Murray's on a Medicare mission


Staff writer

U.S. Sen. Patty Murray spoke to senior citizens in Auburn Monday, just one stop on her statewide campaign to improve what she argued was last year’s damaging Medicare prescription drug act.

The Medicare Prescription Drug, Improvement and Modernization Act, signed into law by the president last December, is fundamentally flawed and damaging, Murray told the audience at the Auburn Senior Center.

Yet there’s still time to minimize the damage and improve the law before it takes effect in 2006, the Washington Democrat said.

Recalling her elderly parents’ struggles with obtaining much-needed healthcare, Murray said her top priority today is supporting legislation that makes healthcare more affordable and more accessible for the low-income, children, veterans, the disabled and the elderly.

She alluded to the Medicare act of 2003, narrowly passed by Congress.

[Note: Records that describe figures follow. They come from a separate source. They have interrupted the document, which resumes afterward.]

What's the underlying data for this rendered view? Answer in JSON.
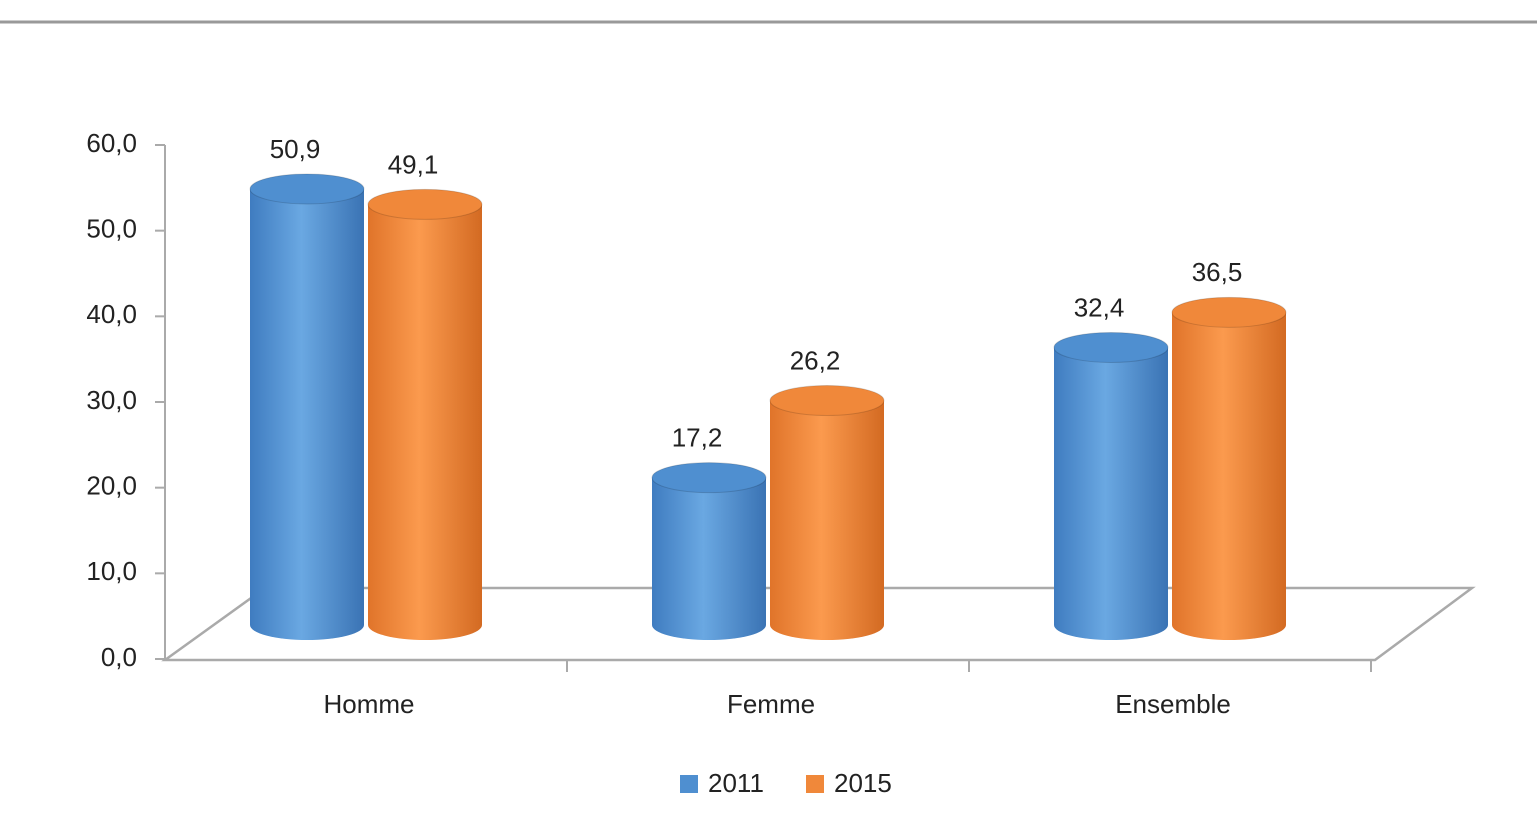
{
  "chart_data": {
    "type": "bar3d",
    "categories": [
      "Homme",
      "Femme",
      "Ensemble"
    ],
    "series": [
      {
        "name": "2011",
        "color": "#4f8fd0",
        "values": [
          50.9,
          17.2,
          32.4
        ],
        "value_labels": [
          "50,9",
          "17,2",
          "32,4"
        ]
      },
      {
        "name": "2015",
        "color": "#f0883a",
        "values": [
          49.1,
          26.2,
          36.5
        ],
        "value_labels": [
          "49,1",
          "26,2",
          "36,5"
        ]
      }
    ],
    "ylim": [
      0,
      60
    ],
    "yticks": [
      {
        "value": 0,
        "label": "0,0"
      },
      {
        "value": 10,
        "label": "10,0"
      },
      {
        "value": 20,
        "label": "20,0"
      },
      {
        "value": 30,
        "label": "30,0"
      },
      {
        "value": 40,
        "label": "40,0"
      },
      {
        "value": 50,
        "label": "50,0"
      },
      {
        "value": 60,
        "label": "60,0"
      }
    ],
    "legend": "bottom"
  }
}
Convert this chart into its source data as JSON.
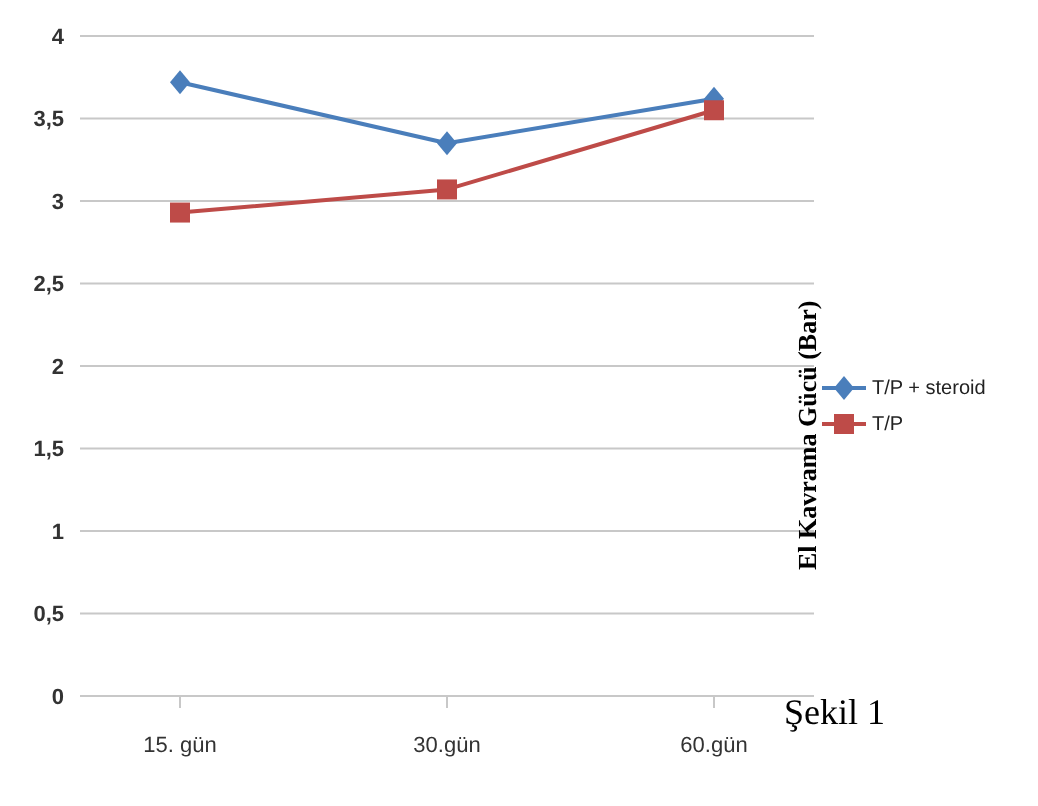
{
  "chart_data": {
    "type": "line",
    "ylabel": "El Kavrama Gücü (Bar)",
    "annotations": [
      "Şekil 1"
    ],
    "categories": [
      "15. gün",
      "30.gün",
      "60.gün"
    ],
    "series": [
      {
        "name": "T/P + steroid",
        "color": "#4a7ebb",
        "marker": "diamond",
        "values": [
          3.72,
          3.35,
          3.62
        ]
      },
      {
        "name": "T/P",
        "color": "#be4b48",
        "marker": "square",
        "values": [
          2.93,
          3.07,
          3.55
        ]
      }
    ],
    "ylim": [
      0,
      4
    ],
    "yticks": [
      0,
      {
        "value": 0.5,
        "label": "0,5"
      },
      1,
      {
        "value": 1.5,
        "label": "1,5"
      },
      2,
      {
        "value": 2.5,
        "label": "2,5"
      },
      3,
      {
        "value": 3.5,
        "label": "3,5"
      },
      4
    ],
    "grid": "y",
    "legend": "right",
    "line_style": "solid"
  }
}
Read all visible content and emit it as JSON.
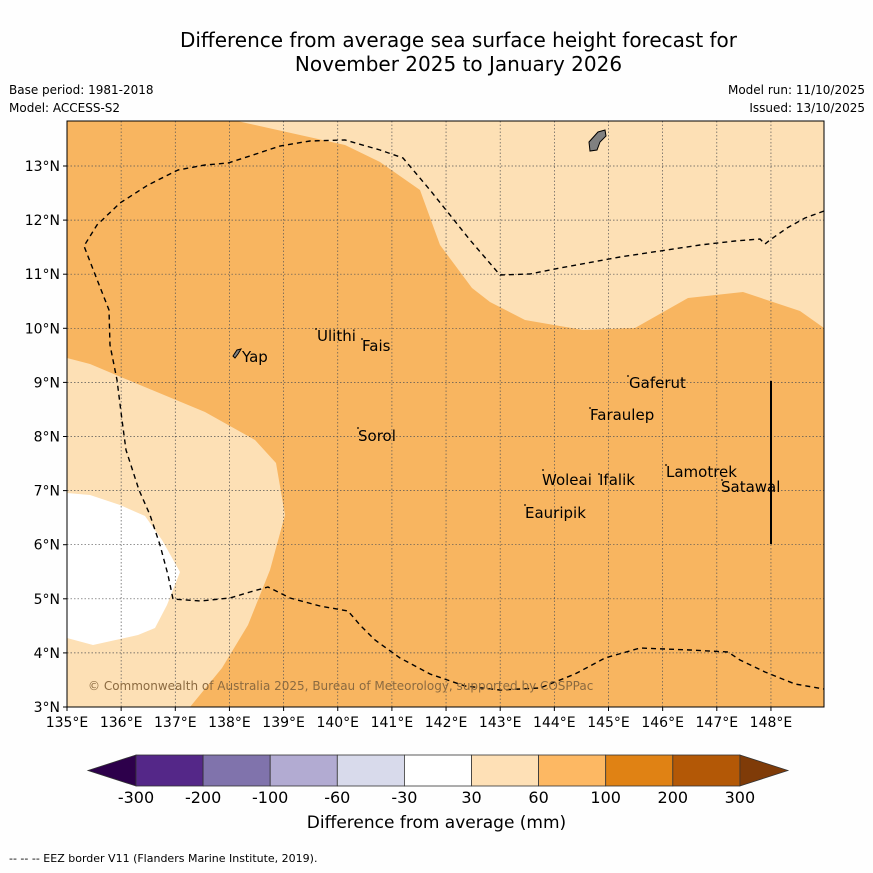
{
  "title": {
    "line1": "Difference from average sea surface height forecast for",
    "line2": "November 2025 to January 2026"
  },
  "meta": {
    "base_period": "Base period: 1981-2018",
    "model": "Model: ACCESS-S2",
    "model_run": "Model run: 11/10/2025",
    "issued": "Issued: 13/10/2025"
  },
  "map": {
    "x_ticks": [
      "135°E",
      "136°E",
      "137°E",
      "138°E",
      "139°E",
      "140°E",
      "141°E",
      "142°E",
      "143°E",
      "144°E",
      "145°E",
      "146°E",
      "147°E",
      "148°E"
    ],
    "y_ticks": [
      "3°N",
      "4°N",
      "5°N",
      "6°N",
      "7°N",
      "8°N",
      "9°N",
      "10°N",
      "11°N",
      "12°N",
      "13°N"
    ],
    "places": [
      "Yap",
      "Ulithi",
      "Fais",
      "Sorol",
      "Gaferut",
      "Faraulep",
      "Woleai",
      "Ifalik",
      "Eauripik",
      "Lamotrek",
      "Satawal"
    ],
    "copyright": "© Commonwealth of Australia 2025, Bureau of Meteorology, supported by COSPPac",
    "colors": {
      "c30_60": "#fde0b5",
      "c60_100": "#f8b560",
      "cneutral": "#ffffff",
      "land": "#808080"
    }
  },
  "colorbar": {
    "tick_labels": [
      "-300",
      "-200",
      "-100",
      "-60",
      "-30",
      "30",
      "60",
      "100",
      "200",
      "300"
    ],
    "colors": [
      "#2d004b",
      "#542788",
      "#8073ac",
      "#b2abd2",
      "#d8daeb",
      "#ffffff",
      "#fee0b6",
      "#fdb863",
      "#e08214",
      "#b35806",
      "#7f3b08"
    ],
    "title": "Difference from average (mm)"
  },
  "footer": "--  --  -- EEZ border V11 (Flanders Marine Institute, 2019)."
}
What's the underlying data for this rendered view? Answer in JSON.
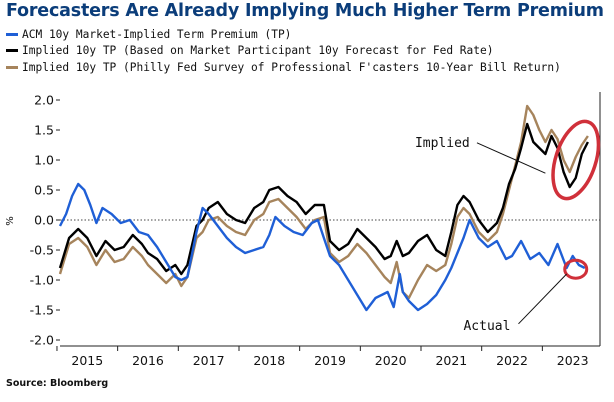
{
  "title": "Forecasters Are Already Implying Much Higher Term Premium",
  "legend": [
    {
      "label": "ACM 10y Market-Implied Term Premium (TP)",
      "color": "#1f5fd6"
    },
    {
      "label": "Implied 10y TP (Based on Market Participant 10y Forecast for Fed Rate)",
      "color": "#000000"
    },
    {
      "label": "Implied 10y TP (Philly Fed Survey of Professional F'casters 10-Year Bill Return)",
      "color": "#a6845c"
    }
  ],
  "source": "Source: Bloomberg",
  "annotations": {
    "implied": "Implied",
    "actual": "Actual"
  },
  "unit_label": "%",
  "highlight_color": "#d0303a",
  "chart_data": {
    "type": "line",
    "ylim": [
      -2.1,
      2.1
    ],
    "xlim": [
      2014.55,
      2023.45
    ],
    "y_ticks": [
      "2.0",
      "1.5",
      "1.0",
      "0.5",
      "0.0",
      "-0.5",
      "-1.0",
      "-1.5",
      "-2.0"
    ],
    "y_tick_values": [
      2.0,
      1.5,
      1.0,
      0.5,
      0.0,
      -0.5,
      -1.0,
      -1.5,
      -2.0
    ],
    "x_ticks": [
      "2015",
      "2016",
      "2017",
      "2018",
      "2019",
      "2020",
      "2021",
      "2022",
      "2023"
    ],
    "x_tick_values": [
      2015.0,
      2016.0,
      2017.0,
      2018.0,
      2019.0,
      2020.0,
      2021.0,
      2022.0,
      2023.0
    ],
    "grid": false,
    "legend_position": "top-left",
    "series": [
      {
        "name": "ACM 10y Market-Implied Term Premium (TP)",
        "color": "#1f5fd6",
        "x": [
          2014.55,
          2014.65,
          2014.75,
          2014.85,
          2014.95,
          2015.05,
          2015.15,
          2015.25,
          2015.4,
          2015.55,
          2015.7,
          2015.85,
          2016.0,
          2016.15,
          2016.3,
          2016.45,
          2016.55,
          2016.65,
          2016.8,
          2016.9,
          2017.0,
          2017.15,
          2017.3,
          2017.45,
          2017.6,
          2017.75,
          2017.9,
          2018.0,
          2018.1,
          2018.25,
          2018.4,
          2018.55,
          2018.7,
          2018.8,
          2018.9,
          2019.0,
          2019.15,
          2019.3,
          2019.45,
          2019.6,
          2019.75,
          2019.85,
          2019.95,
          2020.05,
          2020.15,
          2020.2,
          2020.3,
          2020.45,
          2020.6,
          2020.75,
          2020.9,
          2021.0,
          2021.1,
          2021.2,
          2021.3,
          2021.45,
          2021.6,
          2021.75,
          2021.9,
          2022.0,
          2022.15,
          2022.3,
          2022.45,
          2022.6,
          2022.75,
          2022.9,
          2023.0,
          2023.1,
          2023.2
        ],
        "y": [
          -0.1,
          0.1,
          0.4,
          0.6,
          0.5,
          0.25,
          -0.05,
          0.2,
          0.1,
          -0.05,
          0.0,
          -0.2,
          -0.25,
          -0.45,
          -0.7,
          -0.95,
          -1.0,
          -0.95,
          -0.2,
          0.2,
          0.1,
          -0.1,
          -0.3,
          -0.45,
          -0.55,
          -0.5,
          -0.45,
          -0.25,
          0.05,
          -0.1,
          -0.2,
          -0.25,
          -0.05,
          0.0,
          -0.3,
          -0.6,
          -0.75,
          -1.0,
          -1.25,
          -1.5,
          -1.3,
          -1.25,
          -1.2,
          -1.45,
          -0.9,
          -1.2,
          -1.35,
          -1.5,
          -1.4,
          -1.25,
          -1.0,
          -0.8,
          -0.55,
          -0.3,
          0.0,
          -0.3,
          -0.45,
          -0.35,
          -0.65,
          -0.6,
          -0.35,
          -0.65,
          -0.55,
          -0.75,
          -0.4,
          -0.8,
          -0.6,
          -0.75,
          -0.8
        ]
      },
      {
        "name": "Implied 10y TP (Based on Market Participant 10y Forecast for Fed Rate)",
        "color": "#000000",
        "x": [
          2014.55,
          2014.7,
          2014.85,
          2015.0,
          2015.15,
          2015.3,
          2015.45,
          2015.6,
          2015.75,
          2015.9,
          2016.0,
          2016.15,
          2016.3,
          2016.45,
          2016.55,
          2016.65,
          2016.8,
          2016.9,
          2017.0,
          2017.15,
          2017.3,
          2017.45,
          2017.6,
          2017.75,
          2017.9,
          2018.0,
          2018.15,
          2018.3,
          2018.45,
          2018.6,
          2018.75,
          2018.9,
          2019.0,
          2019.15,
          2019.3,
          2019.45,
          2019.6,
          2019.75,
          2019.9,
          2020.0,
          2020.1,
          2020.2,
          2020.3,
          2020.45,
          2020.6,
          2020.75,
          2020.9,
          2021.0,
          2021.1,
          2021.2,
          2021.3,
          2021.45,
          2021.6,
          2021.75,
          2021.85,
          2021.95,
          2022.05,
          2022.15,
          2022.25,
          2022.35,
          2022.45,
          2022.55,
          2022.65,
          2022.75,
          2022.85,
          2022.95,
          2023.05,
          2023.15,
          2023.25
        ],
        "y": [
          -0.8,
          -0.3,
          -0.15,
          -0.3,
          -0.6,
          -0.35,
          -0.5,
          -0.45,
          -0.25,
          -0.4,
          -0.55,
          -0.65,
          -0.85,
          -0.75,
          -0.9,
          -0.75,
          -0.1,
          0.0,
          0.2,
          0.3,
          0.1,
          0.0,
          -0.05,
          0.2,
          0.3,
          0.5,
          0.55,
          0.4,
          0.3,
          0.1,
          0.25,
          0.25,
          -0.35,
          -0.5,
          -0.4,
          -0.15,
          -0.3,
          -0.45,
          -0.65,
          -0.6,
          -0.35,
          -0.6,
          -0.55,
          -0.35,
          -0.25,
          -0.5,
          -0.6,
          -0.2,
          0.25,
          0.4,
          0.3,
          0.0,
          -0.2,
          -0.05,
          0.2,
          0.6,
          0.85,
          1.2,
          1.6,
          1.3,
          1.2,
          1.1,
          1.4,
          1.2,
          0.8,
          0.55,
          0.7,
          1.1,
          1.3
        ]
      },
      {
        "name": "Implied 10y TP (Philly Fed Survey of Professional F'casters 10-Year Bill Return)",
        "color": "#a6845c",
        "x": [
          2014.55,
          2014.7,
          2014.85,
          2015.0,
          2015.15,
          2015.3,
          2015.45,
          2015.6,
          2015.75,
          2015.9,
          2016.0,
          2016.15,
          2016.3,
          2016.45,
          2016.55,
          2016.65,
          2016.8,
          2016.9,
          2017.0,
          2017.15,
          2017.3,
          2017.45,
          2017.6,
          2017.75,
          2017.9,
          2018.0,
          2018.15,
          2018.3,
          2018.45,
          2018.6,
          2018.75,
          2018.9,
          2019.0,
          2019.15,
          2019.3,
          2019.45,
          2019.6,
          2019.75,
          2019.9,
          2020.0,
          2020.1,
          2020.2,
          2020.3,
          2020.45,
          2020.6,
          2020.75,
          2020.9,
          2021.0,
          2021.1,
          2021.2,
          2021.3,
          2021.45,
          2021.6,
          2021.75,
          2021.85,
          2021.95,
          2022.05,
          2022.15,
          2022.25,
          2022.35,
          2022.45,
          2022.55,
          2022.65,
          2022.75,
          2022.85,
          2022.95,
          2023.05,
          2023.15,
          2023.25
        ],
        "y": [
          -0.9,
          -0.4,
          -0.3,
          -0.45,
          -0.75,
          -0.5,
          -0.7,
          -0.65,
          -0.45,
          -0.6,
          -0.75,
          -0.9,
          -1.05,
          -0.9,
          -1.1,
          -0.95,
          -0.3,
          -0.2,
          0.0,
          0.05,
          -0.1,
          -0.2,
          -0.25,
          0.0,
          0.1,
          0.3,
          0.35,
          0.2,
          0.05,
          -0.15,
          0.0,
          0.05,
          -0.55,
          -0.7,
          -0.6,
          -0.4,
          -0.55,
          -0.75,
          -0.95,
          -1.05,
          -0.7,
          -1.2,
          -1.3,
          -1.0,
          -0.75,
          -0.85,
          -0.75,
          -0.4,
          0.05,
          0.2,
          0.1,
          -0.2,
          -0.35,
          -0.2,
          0.1,
          0.5,
          0.9,
          1.3,
          1.9,
          1.75,
          1.5,
          1.3,
          1.5,
          1.35,
          1.0,
          0.8,
          1.05,
          1.25,
          1.4
        ]
      }
    ]
  }
}
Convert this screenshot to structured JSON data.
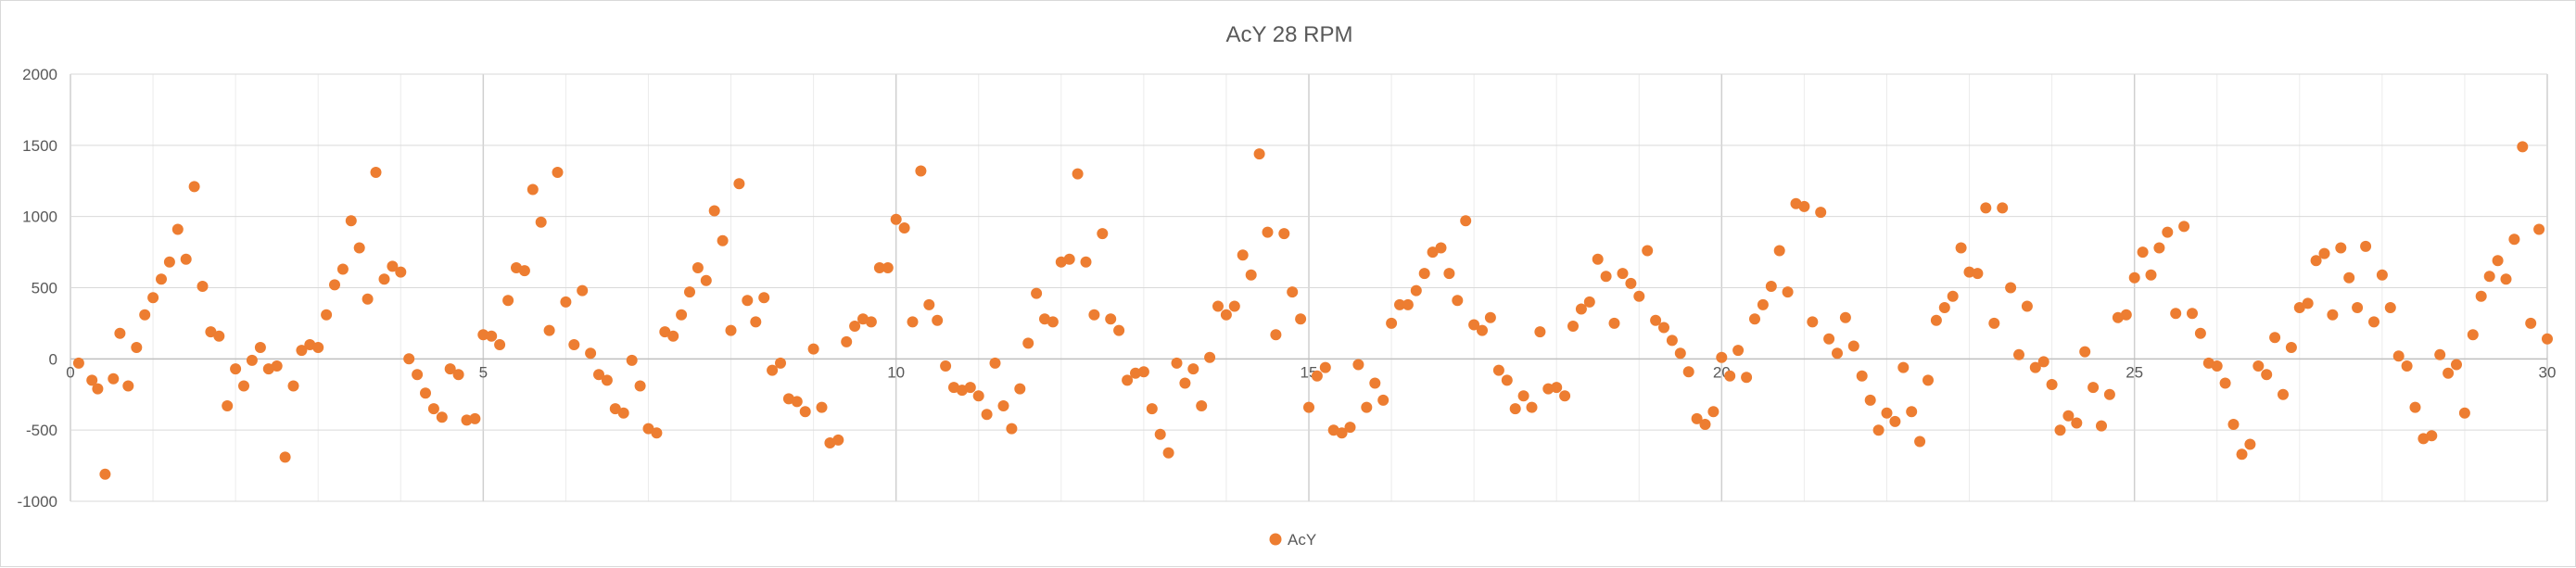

The law proposes a major overhaul of the prescription drug portion of the national Medicare program — one that will adversely affect seniors when the law is enacted in three years, Murray said.

“It’s clear that this new prescription drug law does not meet my standards, and that’s why I voted against it,” Murray told the seniors.

“I see Medicare as a success. It’s a solid foundation to protect seniors. Coupled with Social Security, Medicare is the most important anti-poverty program ever,” she said.

But the new law makes effective healthcare coverage difficult for seniors by overhauling the old Medicare system, she said. Education, coupled with action, can help improve the law before it takes effect in 2006, she added.

Murray said the law makes three “dramatic” changes to Medicare.

First, before the law was signed, Medicare treated all seniors the same, regardless of income, area of residency or how sick they were.

The new law will change that.

“Now seniors will pay different amounts — and get different benefits — depending on how sick they are and where they live,” Murray said.

Second, Medicare benefits under the new law will be means-tested for the first time. “Depending on your income and assets, you might not get the same benefits as other seniors,” Murray said.

And finally, the law will put for-profit companies in charge of administering drug benefits. These companies “are primarily concerned with their bottom line,” Murray said.

“I think it’s wrong to leave thousands of Washington seniors without help. You deserve better. And under the new law, you cannot buy any supplemental coverage to protect yourself” from large gaps in coverage plans, she said. “So you get stuck with the bills, and you can’t even protect yourself. I think that’s wrong, and I know seniors deserve better.”

Murray also has a problem with some of the “unkowns” under the new law.

The ones she highlighted include:

• The cost of premiums and deductibles under the new plan are unkown.

• Whether private companies will be able to offer affordable plans is unknown.

• Seniors might not retain their current retiree health benefits.

• Unknown is whether seniors will be forced into a restrictive HMO, whether seniors’ current prescription drugs will be covered and whether a senior can keep his or her current physician.

“We don’t know the answer to these questions, and I wasn’t comfortable voting for a bill with all these critical questions unanswered,” Murray said.

It’s not too late to educate seniors and attempt to improve the law, she said.

“She’s been going around the state talking to seniors about what’s in the bill. She doesn’t want to repeal the bill, but she wants to make it better,” said Murray’s spokeswoman, Alex Glass.

So what can be done?

Murray proposed raising seniors’ awareness about the new law through pamphlets and editorials and urging seniors to tell the White House and Congress that the new law has problems.

“Right now they think it’s perfect,” she said. “They’re going to be traveling around the country telling you how great it is. They won’t admit that this bill will hurt our seniors and undermine the protection that Medicare guarantees.”

Murray said she’ll lead the fight in Congress to improve the law.

“I’m not going to sit back and let this bad law hurt the seniors I represent. I’m going to fight with everything I’ve got to make it better, and I’m going to need your help,” Murray said.

Murray’s six-year term in the Senate expires this year. She’s up for re-election this November.